Intentando reinventar el mundo a través de mapas y territorios ficticios, Maps around me, de Dana Kaoukji, es una serie de islas futuristas que exacerban nuestro presente mediante geografías imaginarias. Si bien la distancia entre la isla que alguna vez Moro imaginó y la que nos queda imaginar se fragmenta, al menos sugiere una posible forma de proyectar territorios desde el presente. Al recorrer el futuro, los caminos que se vislumbran son sólo especulaciones totalitarias en donde la falta de recursos, la alienación del sujeto y el consumismo han llegado a sus últimas consecuencias en un mundo donde el capitalismo ha dejado de cuestionarse hace tiempo, pero que, justo por ello, sólo queda volver a dibujar.
El Atlas de lugares que no existen, de Ting-Ting Cheng, es una colección de localidades irreales extraídas de la literatura, conscientes de que nuestra imaginación siempre es rehén del contexto que la contiene. La lista, acompañada por algunos de los libros, está compuesta por territorios inmateriales que exploran nuestros imaginarios, construidos a partir de la información categorizada y ordenada que recibimos. Las ficciones de su atlas sondean los bordes reales e imaginarios que se contaminan entre sí y que, a su vez, son reflejo de nuestras realidades, pues confía en la ficción como una especie de plano que podría trascender la realidad.
Aspirando colocar en algún lugar alguna de las ciudades de Utopía, Dejar las cosas, que ellas sabrán, de Julià Panadès, es una serie de collages que recogen pedazos de Mallorca para reflejar su condición poética y geográfica. Explorador del lugar que habita, la obra del artista mallorquín acopia fragmentos que, a modo de palimpsesto, cuentan la historia del territorio balear; son fracciones de idilios que trascienden barreras culturales, pues sin el Mediterráneo —el pequeño mar situado en medio de los tres continentes del viejo mundo— no podría imaginarse la historia Universal.

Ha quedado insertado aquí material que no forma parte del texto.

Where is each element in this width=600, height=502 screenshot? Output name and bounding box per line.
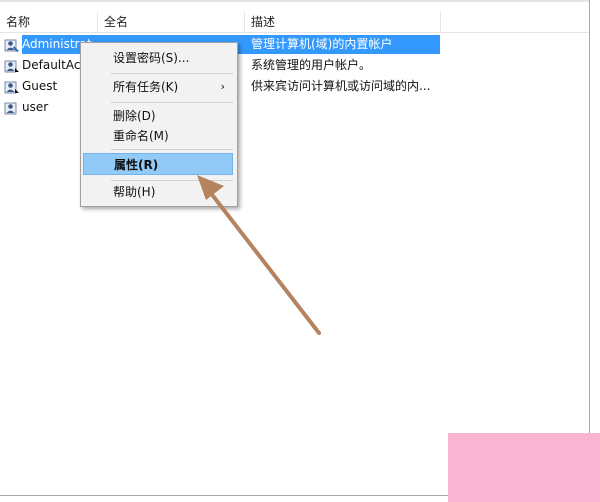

Una pila de sobres al final de Utopía con la instrucción ‘Para ser abierto en otra parte’ propone que otra interpretación es posible. Se puede pensar en el lugar no como inexistente, sino como falto de importancia. Sin título (Para ser abierto en otra parte) son cartas cuyo contenido contradice al de Utopía, pues mientras Moro le quita lugar a la isla perfecta los sobres lo devuelven de manera infinita: el no-lugar se torna en uno que se carga consigo, que se hace presente donde sea apenas así se desee.
Así pues, Utopía es un ejercicio que ‘con el ingenio natural de los utopianos’, o en este caso de los artistas ‘ejercitado en saberes literarios, se aplica asombrosamente a invenciones […] que contribuyan a mejorar nuestra existencia’.
🍖Este texto pertenece a una exposición que se hizo en 2016 en Casal Solleric, llamada De regreso a la isla, curada por la autora, para conmemorar el 500º aniversario de la Utopía de Tomás Moro.